When I met my husband he was in an open relationship. After some time, that relationship ended and we decided to marry and maintain our non-monogamous lifestyle. We did it because we both loved the freedom we enjoyed, as well as the level of trust between us. Of course, the fact we were able to hook up with other people was another benefit.
Our open marriage has never been perfect, but it works for us. By choosing this lifestyle I learned a lot of things about relationships and about myself.
You will have a partner for a wide range of activities
When I first learned about an open marriage I thought of sexual relationships with other people, outside your marriage. But the reality is you can do a lot of things with other people. For example, I love to go swimming, but my husband hates it. So, I go swimming with my other partner, who enjoys this activity as much as I do. We are both free to do things we love with other people, which increase our love and strengthen our relationship.
You will rely on other people to fulfill your needs
In a traditional marriage the two partners have to fulfill each other’s needs. In most cases, this doesn’t happen, which leads to problems. In non-monogamous relationships, you can go to someone else to fulfill those needs. For example, if you have a low libido or you like rough sex, you can rely on someone else to tend for these needs. From my own experience, this makes your relationship stronger, as it diminishes the number of problems in the couple.
You learn to communicate better
When you are in an open marriage you learn to communicate with your partner in ways you’ve never experienced before. You will talk about your other dates and your rules, as well as all the ways your open relationship impacts your emotions. All this communication is beneficial for the relationship, as you become more intimate with your spouse.
Some people will try to ruin your marriage
It sounds horrible and it is horrible, but you will find people who try to get you out of your open relationship. There will be people who will do this without even trying. For example, one time I had an alcoholic boyfriend whose behavior almost ruined my marriage.
If you let toxic people inside your relationship, you have to know how to manage this special dynamic, otherwise you might see it all blowing up.

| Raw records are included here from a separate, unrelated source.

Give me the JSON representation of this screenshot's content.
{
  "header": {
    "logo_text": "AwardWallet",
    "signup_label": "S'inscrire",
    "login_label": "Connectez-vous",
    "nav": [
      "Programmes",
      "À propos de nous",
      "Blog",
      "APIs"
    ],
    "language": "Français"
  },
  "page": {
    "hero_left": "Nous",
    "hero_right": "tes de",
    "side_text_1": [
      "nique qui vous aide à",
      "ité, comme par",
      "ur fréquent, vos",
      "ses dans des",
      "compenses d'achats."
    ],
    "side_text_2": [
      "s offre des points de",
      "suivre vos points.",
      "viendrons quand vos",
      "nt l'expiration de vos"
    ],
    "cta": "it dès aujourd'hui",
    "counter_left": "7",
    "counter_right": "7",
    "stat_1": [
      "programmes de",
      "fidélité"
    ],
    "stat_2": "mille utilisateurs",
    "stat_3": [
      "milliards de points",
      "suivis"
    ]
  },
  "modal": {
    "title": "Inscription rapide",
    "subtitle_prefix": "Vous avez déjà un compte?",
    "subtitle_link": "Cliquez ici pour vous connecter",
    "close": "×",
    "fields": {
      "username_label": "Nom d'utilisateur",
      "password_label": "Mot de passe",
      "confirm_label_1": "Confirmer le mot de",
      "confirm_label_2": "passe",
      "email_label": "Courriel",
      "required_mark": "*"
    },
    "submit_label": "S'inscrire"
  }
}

You will learn who your true friends are
An open marriage is not everyone’s cup of tea and you will learn to keep your lifestyle secret from certain people. I learned this the hard way, after my best friend judged me very harsh for my open relationship. In time, you just learn who to tell. On the other side, it’s not always your decision – sometimes, people will find out and all you can do is hope they will understand you.
To sum it all up, an open marriage is not for everyone, but if you do love your partner and agree on this lifestyle, you will enjoy a lot of benefits.